Saturday, October 28, 2006

Student's Interpretation of Galloway

A classfellow helpfully sent along this intriguing engagement with the Galloway text. By all means, forward your own personal readings for the wider benefit.

I think Galloway is trying to draw an association between mental illness and continental thought as a similar psychological state. It reminds me of Hume's ideas about thought formation, and how everything is devoid of meaning in itself, but associating that object with sentiment transforms it. I imagine that if this were heavily internalized, there would be a loss of connection to the self, because the self is a construction of human sentiment. Skeptically speaking, there is no part of the human body which houses such an abstraction, and if so, which part? Where does your hand end and your forearm begin? The associations and names we come up with helps us understand the world, but through illusion.

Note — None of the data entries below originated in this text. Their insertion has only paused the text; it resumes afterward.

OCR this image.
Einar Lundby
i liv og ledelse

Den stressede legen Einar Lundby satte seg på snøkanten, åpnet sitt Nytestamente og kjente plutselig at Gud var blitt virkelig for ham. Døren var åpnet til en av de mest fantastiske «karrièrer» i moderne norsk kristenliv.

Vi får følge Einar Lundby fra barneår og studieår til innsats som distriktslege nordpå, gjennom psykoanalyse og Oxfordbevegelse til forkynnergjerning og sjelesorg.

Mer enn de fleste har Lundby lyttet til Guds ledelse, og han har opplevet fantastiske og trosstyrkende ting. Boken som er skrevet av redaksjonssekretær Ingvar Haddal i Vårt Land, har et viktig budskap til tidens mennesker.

Instead of witnessing events through the I, they witness it through the 3rd person perspective. This is supported in the text, such as on page 12:
The nice thing is that I need not be present when I am working. I
can be outside myself, watching from the corner of the room.
This also explains why all the interviews with the narrator are never addressed in the "I", and how the narrator explains her physical movements in terms of depersonalized, moving
objects. It reminds me, to some degree, of Buddhist philosophy, with the idea that meditating on word puzzles in order to achieve an altered state, where nothing is connected (no binary oppositions). I know that doubleness isn't necessarily binary opposition, but they both involve an association between sentiment and objects. Binary opposition is largely applicable to moral judgements, and judgement is attached to guilt. The narrator is making connections between her ....[paramour's] death that quite possibly don't exist so maybe she is at this point of crisis, and her mind is a point of conflict: the guilty, ascetic self associated with Calvanism and a depersonalized "object" of continental thought....The narrator's state of mind could be regarded as a "continentalist enlightenment," yet everyone "healthy" in the book seems to attach a sentiment of mental illness to her behaviour.